Compte tenu de cette réalité, un bon fonctionnement du système immunitaire est essentiel. Les politiques favorisant une alimentation saine sont donc une priorité. Pour l’instant, cependant, l’insécurité alimentaire reste tragiquement un problème pour beaucoup, et l’accès à des aliments sains est un problème particulier. Des programmes visant à favoriser la production locale d’aliments nutritifs sont donc également nécessaires. Toute initiative sur l’alimentation ou la production locale pourrait avoir une pertinence au-delà de la pandémie de Covid-19 en renforçant la santé et la résilience des communautés.
De telles mesures seraient particulièrement pertinentes pour l’Afrique subsaharienne, où l’insécurité alimentaire reste une menace majeure, les cas de Covid-19 continuent d’augmenter et l’accès aux soins de santé est limité.
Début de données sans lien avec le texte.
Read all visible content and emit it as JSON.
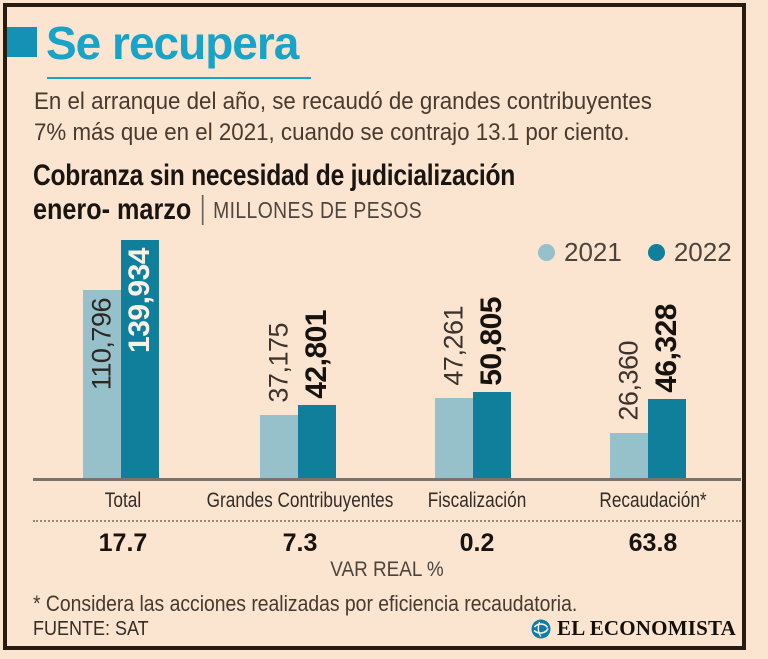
{
  "header": {
    "title": "Se recupera",
    "intro_line1": "En el arranque del año, se recaudó de grandes contribuyentes",
    "intro_line2": "7% más que en el 2021, cuando se contrajo 13.1 por ciento."
  },
  "chart_data": {
    "type": "bar",
    "title": "Cobranza sin necesidad de judicialización",
    "period_label": "enero- marzo",
    "unit_label": "MILLONES DE PESOS",
    "legend_position": "top-right",
    "grid": false,
    "categories": [
      "Total",
      "Grandes Contribuyentes",
      "Fiscalización",
      "Recaudación*"
    ],
    "series": [
      {
        "name": "2021",
        "color": "#96c0ca",
        "values": [
          110796,
          37175,
          47261,
          26360
        ],
        "display_labels": [
          "110,796",
          "37,175",
          "47,261",
          "26,360"
        ]
      },
      {
        "name": "2022",
        "color": "#0f7f9b",
        "values": [
          139934,
          42801,
          50805,
          46328
        ],
        "display_labels": [
          "139,934",
          "42,801",
          "50,805",
          "46,328"
        ]
      }
    ],
    "ylim": [
      0,
      145000
    ],
    "var_real": {
      "label": "VAR REAL %",
      "values": [
        "17.7",
        "7.3",
        "0.2",
        "63.8"
      ]
    }
  },
  "footer": {
    "footnote": "* Considera las acciones realizadas por eficiencia recaudatoria.",
    "source": "FUENTE: SAT",
    "brand": "EL ECONOMISTA"
  },
  "colors": {
    "accent_title": "#18a4c8",
    "bar_2021": "#96c0ca",
    "bar_2022": "#0f7f9b",
    "background": "#fbe5d1",
    "frame": "#2a1b10"
  }
}
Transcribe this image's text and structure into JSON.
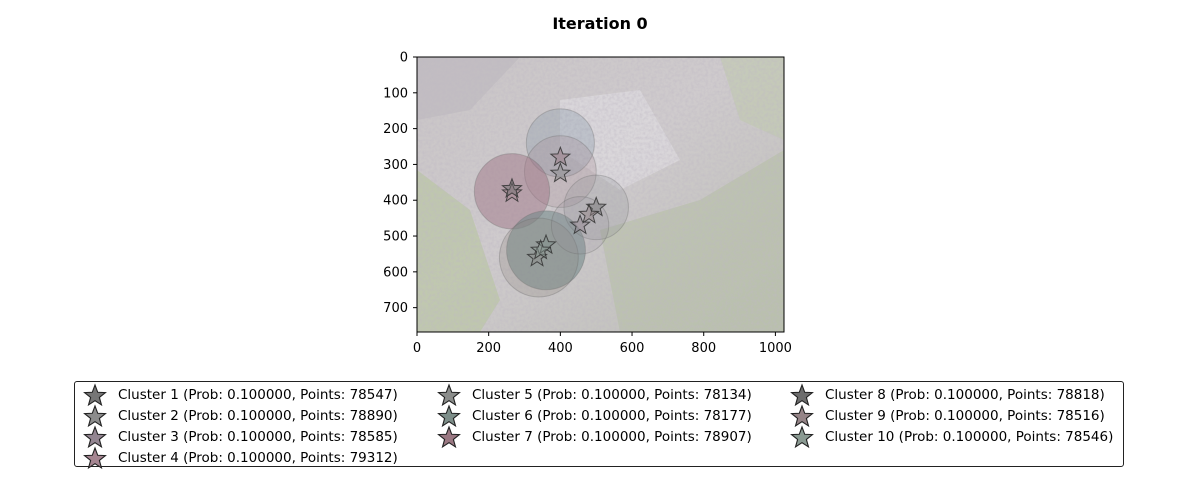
{
  "chart_data": {
    "type": "scatter",
    "title": "Iteration 0",
    "xlabel": "",
    "ylabel": "",
    "xlim": [
      0,
      1024
    ],
    "ylim": [
      768,
      0
    ],
    "xticks": [
      0,
      200,
      400,
      600,
      800,
      1000
    ],
    "yticks": [
      0,
      100,
      200,
      300,
      400,
      500,
      600,
      700
    ],
    "background": "photo of green and purple foliage, washed out",
    "circles": [
      {
        "cx": 400,
        "cy": 240,
        "r": 95,
        "color": "#7b8ea3",
        "opacity": 0.28
      },
      {
        "cx": 400,
        "cy": 320,
        "r": 100,
        "color": "#a08087",
        "opacity": 0.22
      },
      {
        "cx": 265,
        "cy": 375,
        "r": 105,
        "color": "#9b6f80",
        "opacity": 0.45
      },
      {
        "cx": 360,
        "cy": 540,
        "r": 110,
        "color": "#6f8686",
        "opacity": 0.55
      },
      {
        "cx": 340,
        "cy": 560,
        "r": 110,
        "color": "#8a857c",
        "opacity": 0.25
      },
      {
        "cx": 500,
        "cy": 420,
        "r": 90,
        "color": "#8a8f92",
        "opacity": 0.22
      },
      {
        "cx": 455,
        "cy": 470,
        "r": 80,
        "color": "#8f8b95",
        "opacity": 0.18
      }
    ],
    "series": [
      {
        "name": "Cluster 1 (Prob: 0.100000, Points: 78547)",
        "color": "#767676",
        "x": [
          500
        ],
        "y": [
          420
        ]
      },
      {
        "name": "Cluster 2 (Prob: 0.100000, Points: 78890)",
        "color": "#8c8c8c",
        "x": [
          400
        ],
        "y": [
          325
        ]
      },
      {
        "name": "Cluster 3 (Prob: 0.100000, Points: 78585)",
        "color": "#938591",
        "x": [
          455
        ],
        "y": [
          470
        ]
      },
      {
        "name": "Cluster 4 (Prob: 0.100000, Points: 79312)",
        "color": "#a58591",
        "x": [
          265
        ],
        "y": [
          380
        ]
      },
      {
        "name": "Cluster 5 (Prob: 0.100000, Points: 78134)",
        "color": "#8b8d8b",
        "x": [
          335
        ],
        "y": [
          560
        ]
      },
      {
        "name": "Cluster 6 (Prob: 0.100000, Points: 78177)",
        "color": "#7d8e89",
        "x": [
          360
        ],
        "y": [
          525
        ]
      },
      {
        "name": "Cluster 7 (Prob: 0.100000, Points: 78907)",
        "color": "#9a7882",
        "x": [
          400
        ],
        "y": [
          280
        ]
      },
      {
        "name": "Cluster 8 (Prob: 0.100000, Points: 78818)",
        "color": "#6d6d6d",
        "x": [
          265
        ],
        "y": [
          368
        ]
      },
      {
        "name": "Cluster 9 (Prob: 0.100000, Points: 78516)",
        "color": "#958487",
        "x": [
          480
        ],
        "y": [
          440
        ]
      },
      {
        "name": "Cluster 10 (Prob: 0.100000, Points: 78546)",
        "color": "#8a9a92",
        "x": [
          345
        ],
        "y": [
          540
        ]
      }
    ],
    "legend_position": "bottom-center",
    "legend_columns": 3
  }
}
L’amélioration de l’alimentation et la production locale représentent des options de réponses prometteuses à la pandémie de Covid-19. Les données disponibles suggèrent que ces mesures pourraient améliorer la santé et le bien-être des populations tout en renforçant leur résilience aux pandémies. Ces mesures, qui méritent plus d’attention, pourraient donc compléter les mesures de santé publique telles que la distanciation sociale et les mesures médicales comme la vaccination.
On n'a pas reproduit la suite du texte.